Today, it is easy for most Americans to see slavery for what it was: a brutal and racist institution that violated the rights of millions of slaves in our history. But, that distinction was not so easy to make for a vast majority of Southerners throughout a large portion of our history. I would suspect a vast majority of person’s living today that view slavery as evil would have a completely different view of the institution if they were born in the 1800s in the American South. The environment and culture would negatively and incorrectly shape our thoughts and point of view on the subject. This is why history is important and why we should never forget. History has a way of repeating itself and we surely do not need that.

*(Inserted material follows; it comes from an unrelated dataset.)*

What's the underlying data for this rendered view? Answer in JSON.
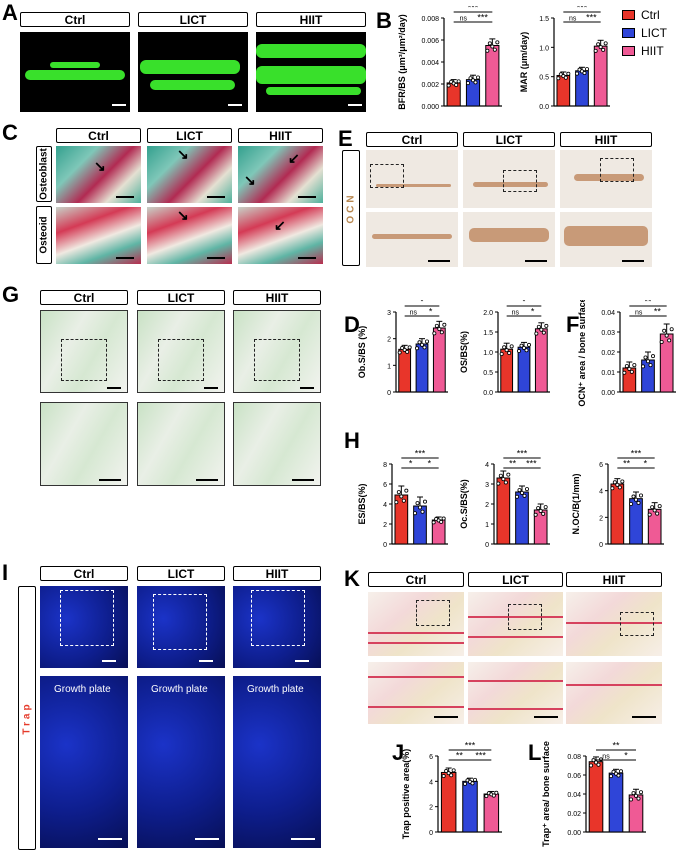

Removing the Robert E. Lee statue is not going to change the minds of White Supremacists to all the sudden love their neighbors and accept a diverse culture. That is simply wishful thinking. That statue is now a reminder, to me, the scary fact that people who had no ties to slavery and the Civil War still defend those policies in modern America. That is why the statue must remain so we never forget the evils of our past and present.